Ciné-débat 電影座談會

Texte : Violaine Caminade de Schuytter
 

Cinéma à contrepied
以反觀角度欣賞電影

  Petit bestiaire du cinéma français
法國電影動物誌
 

G odard rencontre Peyrefitte, ministre gaulliste de l’Information qui doit statuer sur l’avis d’interdiction de La Femme mariée (1964). Le cinéaste, prié d’apporter des changements à son film, feint de montrer patte blanche tout en répliquant avec provocation : « Si vous demandez à Rodin de couper les pieds de son Baiser, bon, c’est peut-être possible. Si vous lui demandez d’enlever la bouche, il dira : "C’est impossible." » Ne serait-ce pas dommage pourtant de couper les pieds du cinéma français ?

En effet Tati offre la vedette dans Playtime (1967) aux pieds d’un homme quelconque le temps d’un bref ballet fantaisiste. Cette autonomie des pieds procède d’une vision moderne. Mais le réalisateur sait aussi de façon plus traditionnelle dans Jour de fête (1949) surprendre la malice libertine d’un pied qui triche clandestinement : d’un bout du pied mutin comme d’autres du bout des lèvres, le forain tente sa chance en déjouant l’arbitraire de la roue de la fortune au profit d’une jolie passante. Cependant, gare au gorille !

Dans Vivement dimanche (1983), Truffaut laisse le mot de la fin aux aléas de la dépossession : un photographe laisse tomber par mégarde un pare-soleil que des enfants font glisser du pied et se renvoient tel un ballon improvisé pendant que défilent les noms des collaborateurs.
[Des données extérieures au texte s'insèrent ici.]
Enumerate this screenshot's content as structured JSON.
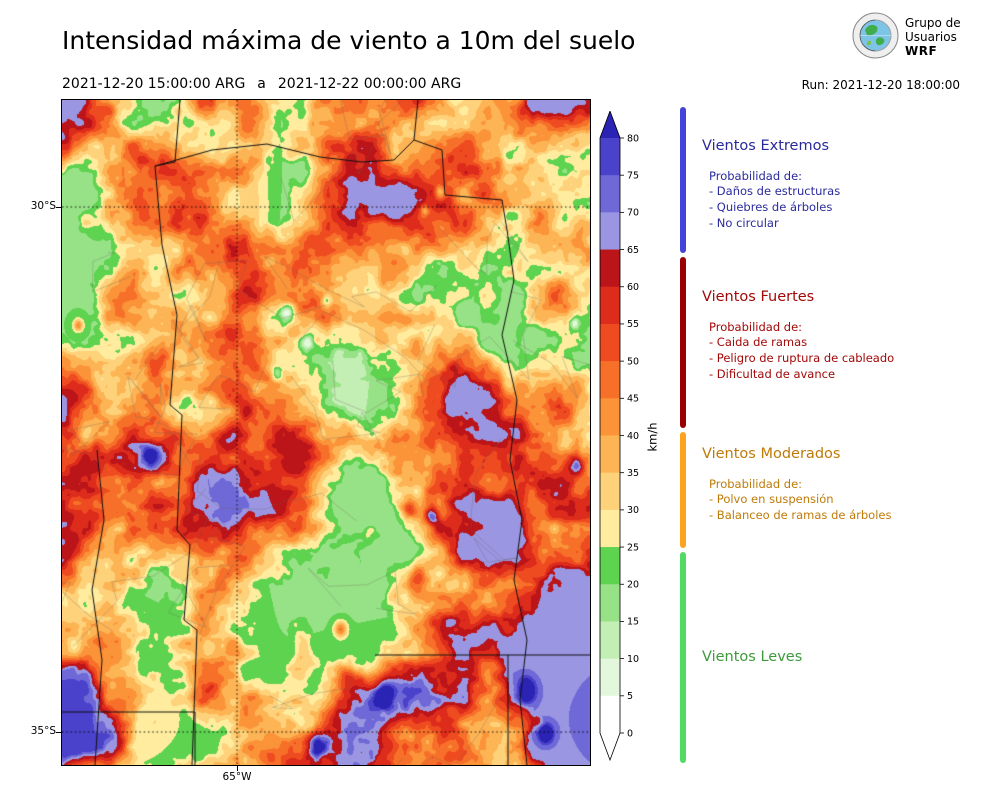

Le générique de fin signe donc en un pied-de-nez humoristique de la part d’un des défenseurs de la « politique des auteurs » un bel hommage à la création collective comme jeu.

Une certaine tendance du cinéma français dit d’auteur a parfois mauvaise réputation. Mais si l’on arpente les sentiers non battus des films personnels, on y retrouve la valeur de l’humain, loin des clichés. Dans La Gueule ouverte (1974), film autobiographique de Pialat, le vieux père, séducteur vulgaire et minable, bouleverse, caressant si pudiquement le pied nu de sa femme agonisante. Par cette gisante sans glamour, Pialat nous ramène à l’essentiel d’un amour mal dit. La force de cette image au cœur de son cinéma est préparée et prolongée par d’autres variations apparemment moins intimes. Sa quête de l’émotion fuit le sentimentalisme et le stéréotype. Bresson aussi se méfie du sublime, lui qui fait un cinéma très concret : il nous fait ainsi regarder sèchement l’ivresse du voleur de Pickpocket « qui n’avait plus les pieds sur terre » et capte le désespoir des jeunes désenchantés en filmant leur démarche grégaire et solitaire dans Le Diable, probablement (1977).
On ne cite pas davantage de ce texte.